All we had to do to stay alive was kill. We had it easy.
There would be work ahead. We would have to clean him up. Wipe that blood off that mustache. I didn't want that flavor to be saved. Then we would have to bag him up, if we could find the plastic, then find a place to bury him where no one would find his corpse and dig him up. It would be hard work.
And on top of that, I would have to take care of the kid. Damn you, Squirrel. Damn you for not getting it. Damn you for forcing me to do the decent thing.
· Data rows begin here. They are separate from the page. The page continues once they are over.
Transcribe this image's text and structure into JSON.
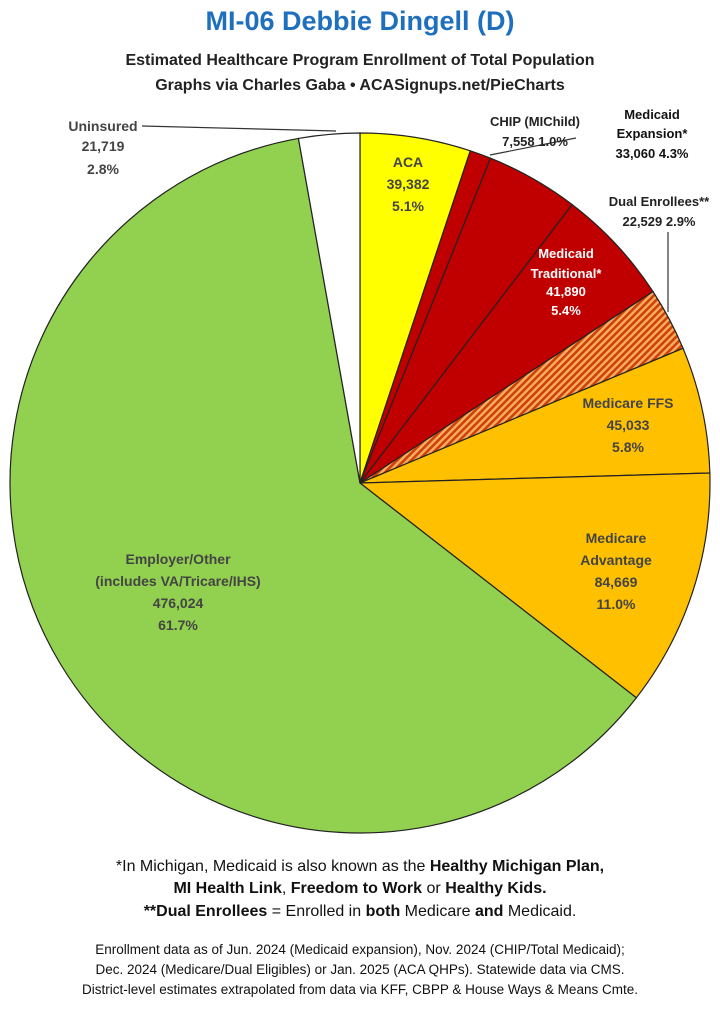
{
  "header": {
    "title": "MI-06 Debbie Dingell (D)",
    "subtitle1": "Estimated Healthcare Program Enrollment of Total Population",
    "subtitle2": "Graphs via Charles Gaba  •  ACASignups.net/PieCharts"
  },
  "chart_data": {
    "type": "pie",
    "title": "MI-06 Debbie Dingell (D)",
    "slices": [
      {
        "name": "ACA",
        "value": 39382,
        "value_label": "39,382",
        "percent": "5.1%",
        "color": "#ffff00"
      },
      {
        "name": "CHIP (MIChild)",
        "value": 7558,
        "value_label": "7,558",
        "percent": "1.0%",
        "color": "#c00000"
      },
      {
        "name": "Medicaid Expansion*",
        "value": 33060,
        "value_label": "33,060",
        "percent": "4.3%",
        "color": "#c00000"
      },
      {
        "name": "Medicaid Traditional*",
        "value": 41890,
        "value_label": "41,890",
        "percent": "5.4%",
        "color": "#c00000"
      },
      {
        "name": "Dual Enrollees**",
        "value": 22529,
        "value_label": "22,529",
        "percent": "2.9%",
        "color": "#e06000",
        "pattern": "hatched"
      },
      {
        "name": "Medicare FFS",
        "value": 45033,
        "value_label": "45,033",
        "percent": "5.8%",
        "color": "#ffc000"
      },
      {
        "name": "Medicare Advantage",
        "value": 84669,
        "value_label": "84,669",
        "percent": "11.0%",
        "color": "#ffc000"
      },
      {
        "name": "Employer/Other (includes VA/Tricare/IHS)",
        "value": 476024,
        "value_label": "476,024",
        "percent": "61.7%",
        "color": "#92d050"
      },
      {
        "name": "Uninsured",
        "value": 21719,
        "value_label": "21,719",
        "percent": "2.8%",
        "color": "#ffffff"
      }
    ]
  },
  "labels": {
    "aca": [
      "ACA",
      "39,382",
      "5.1%"
    ],
    "chip": [
      "CHIP (MIChild)",
      "7,558 1.0%"
    ],
    "expansion": [
      "Medicaid",
      "Expansion*",
      "33,060 4.3%"
    ],
    "dual": [
      "Dual Enrollees**",
      "22,529 2.9%"
    ],
    "traditional": [
      "Medicaid",
      "Traditional*",
      "41,890",
      "5.4%"
    ],
    "ffs": [
      "Medicare FFS",
      "45,033",
      "5.8%"
    ],
    "advantage": [
      "Medicare",
      "Advantage",
      "84,669",
      "11.0%"
    ],
    "employer": [
      "Employer/Other",
      "(includes VA/Tricare/IHS)",
      "476,024",
      "61.7%"
    ],
    "uninsured": [
      "Uninsured",
      "21,719",
      "2.8%"
    ]
  },
  "notes": {
    "line1_pre": "*In Michigan, Medicaid is also known as the ",
    "line1_bold": "Healthy Michigan Plan,",
    "line2_b1": "MI Health Link",
    "line2_t1": ", ",
    "line2_b2": "Freedom to Work",
    "line2_t2": " or ",
    "line2_b3": "Healthy Kids.",
    "line3_b1": "**Dual Enrollees",
    "line3_t1": " = Enrolled in ",
    "line3_b2": "both",
    "line3_t2": " Medicare ",
    "line3_b3": "and",
    "line3_t3": " Medicaid."
  },
  "sources": {
    "line1": "Enrollment data as of Jun. 2024 (Medicaid expansion), Nov. 2024 (CHIP/Total Medicaid);",
    "line2": "Dec. 2024 (Medicare/Dual Eligibles) or Jan. 2025 (ACA QHPs). Statewide data via CMS.",
    "line3": "District-level estimates extrapolated from data via KFF, CBPP & House Ways & Means Cmte."
  }
}
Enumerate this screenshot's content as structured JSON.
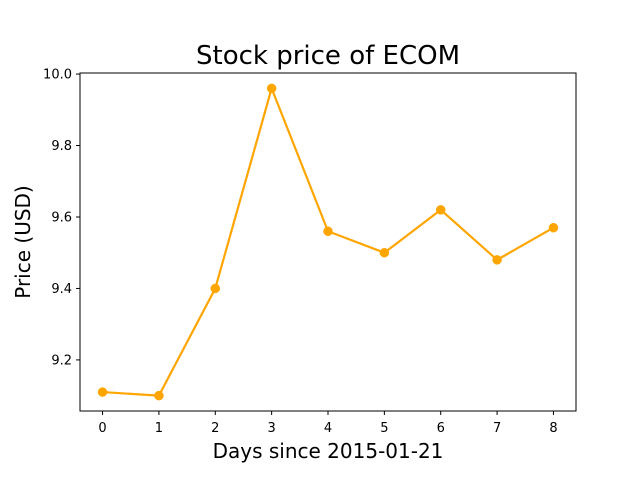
{
  "chart_data": {
    "type": "line",
    "title": "Stock price of ECOM",
    "xlabel": "Days since 2015-01-21",
    "ylabel": "Price (USD)",
    "x": [
      0,
      1,
      2,
      3,
      4,
      5,
      6,
      7,
      8
    ],
    "series": [
      {
        "values": [
          9.11,
          9.1,
          9.4,
          9.96,
          9.56,
          9.5,
          9.62,
          9.48,
          9.57
        ],
        "color": "#FFA500",
        "marker": "circle"
      }
    ],
    "xticks": [
      0,
      1,
      2,
      3,
      4,
      5,
      6,
      7,
      8
    ],
    "yticks": [
      9.2,
      9.4,
      9.6,
      9.8,
      10.0
    ],
    "ytick_labels": [
      "9.2",
      "9.4",
      "9.6",
      "9.8",
      "10.0"
    ],
    "xlim": [
      -0.4,
      8.4
    ],
    "ylim": [
      9.057,
      10.003
    ],
    "grid": false,
    "legend": false
  }
}
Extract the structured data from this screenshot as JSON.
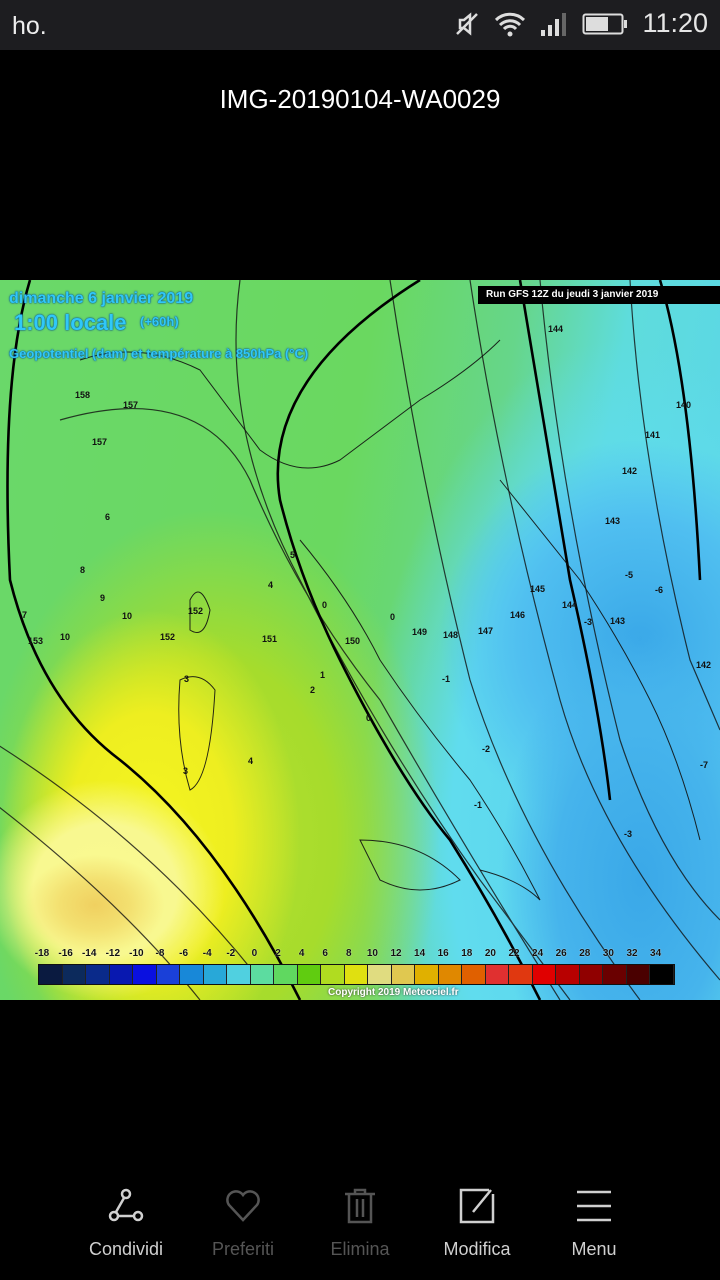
{
  "statusbar": {
    "carrier": "ho.",
    "time": "11:20",
    "battery_percent": 55,
    "icons": [
      "muted-icon",
      "wifi-icon",
      "signal-icon",
      "battery-icon"
    ]
  },
  "viewer": {
    "title": "IMG-20190104-WA0029"
  },
  "map": {
    "date": "dimanche 6 janvier 2019",
    "time": "1:00 locale",
    "lead": "(+60h)",
    "subtitle": "Geopotentiel (dam) et température à 850hPa (°C)",
    "run": "Run GFS 12Z du jeudi 3 janvier 2019",
    "copyright": "Copyright 2019 Meteociel.fr",
    "contour_labels": [
      "158",
      "157",
      "157",
      "153",
      "152",
      "152",
      "151",
      "150",
      "149",
      "148",
      "147",
      "146",
      "145",
      "144",
      "144",
      "143",
      "143",
      "142",
      "142",
      "141",
      "140",
      "10",
      "10",
      "9",
      "8",
      "7",
      "6",
      "5",
      "4",
      "4",
      "3",
      "3",
      "2",
      "1",
      "0",
      "0",
      "0",
      "-1",
      "-1",
      "-2",
      "-3",
      "-3",
      "-5",
      "-6",
      "-7"
    ],
    "legend_ticks": [
      "-18",
      "-16",
      "-14",
      "-12",
      "-10",
      "-8",
      "-6",
      "-4",
      "-2",
      "0",
      "2",
      "4",
      "6",
      "8",
      "10",
      "12",
      "14",
      "16",
      "18",
      "20",
      "22",
      "24",
      "26",
      "28",
      "30",
      "32",
      "34"
    ],
    "legend_colors": [
      "#0a1a40",
      "#0c2a5c",
      "#0a2a8a",
      "#0818b0",
      "#0a10e0",
      "#1a40d8",
      "#1888d8",
      "#28a8d8",
      "#50d0e0",
      "#5cdca0",
      "#60d860",
      "#60cc10",
      "#b0dc20",
      "#e0e010",
      "#e0dc80",
      "#e0c850",
      "#e0b000",
      "#e08800",
      "#e06000",
      "#e03030",
      "#e03810",
      "#e00000",
      "#b80000",
      "#900000",
      "#6a0000",
      "#4a0000",
      "#000000"
    ]
  },
  "toolbar": {
    "items": [
      {
        "label": "Condividi",
        "icon": "share-icon",
        "enabled": true
      },
      {
        "label": "Preferiti",
        "icon": "heart-icon",
        "enabled": false
      },
      {
        "label": "Elimina",
        "icon": "trash-icon",
        "enabled": false
      },
      {
        "label": "Modifica",
        "icon": "edit-icon",
        "enabled": true
      },
      {
        "label": "Menu",
        "icon": "menu-icon",
        "enabled": true
      }
    ]
  }
}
"Kid," I said, "You got anyone who will look after you?"
She shook her head. "No." She kept looking down at the dead woman. She didn't show it, but I knew what she was feeling. Lost. There was no one left to look after her. I'd killed the only one who'd bothered. If you could call being used for a can of beans being looked after.
"It's okay," I said softly. "I'll look after you."
I brought up the revolver and pulled the trigger.
The End
This story was first published on Monday, December 23rd, 2013


Author Comments

I've often felt that there is a fine line between good and evil. Sometimes, in the right circumstances, that line can cease to exist. That leaves us with this story, which was the result of a challenge I set for myself. Is this a case of a hero doing something bad? Or a bad man doing something good? That judgement I will leave for the reader.